Find the Sum $\sum_{n=1}^∞\frac{\sin(2nπ/3)}{2^n}$

Question

I found this converges but how can I find the sum of this series: $$\sum_{n=1}^∞\frac{\sin(2nπ/3)}{2^n}$$

Answer 1

Hint:

$$\dfrac{\sin\dfrac{2n\pi}3}{2^n}$$ is the imaginary part of $$\left(\dfrac{e^{i2\pi/3}}2\right)^n$$

$$\sum_{n=0}^\infty\left(\dfrac{e^{i2\pi/3}}2\right)^n$$

$=-1+\sum_{n=0}^\infty\left(\dfrac{e^{i2\pi/3}}2\right)^n$$

$$=-1+\dfrac1{1-\dfrac{e^{i2\pi/3}}2}$$

$$=-1+\dfrac2{2-\cos\dfrac{2\pi}3-i\sin\dfrac{2\pi}3}$$

Rationalize the denominator

$$=-1+\dfrac4{5-i\sqrt3}$$

Answer 2

$\sin(2n\pi/3) =(0, a, -a) $ repeated, where $a=\sqrt{3}/2$.

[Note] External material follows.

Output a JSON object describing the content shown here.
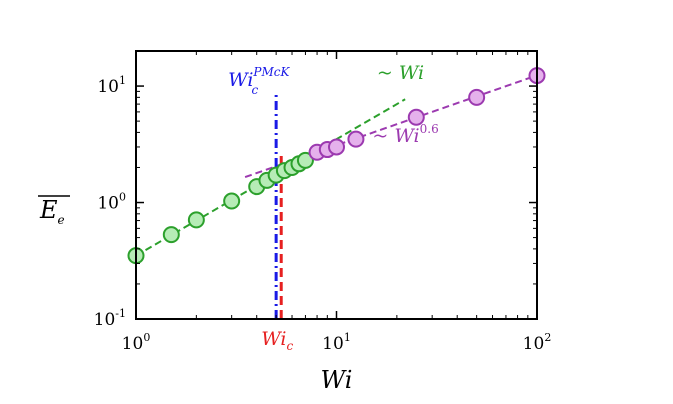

Therefore the sum is $a\sum_{m=0}^{\infty}(1/2^{3m+1}-1/2^{3m+2}) =a\sum_{m=0}^{\infty}(1/2^{1}-1/2^{2})/2^{3m} =(a/4)\sum_{m=0}^{\infty}1/8^{m} =(a/4)/(1-1/8) =2a/7 =\sqrt{3}/7 $.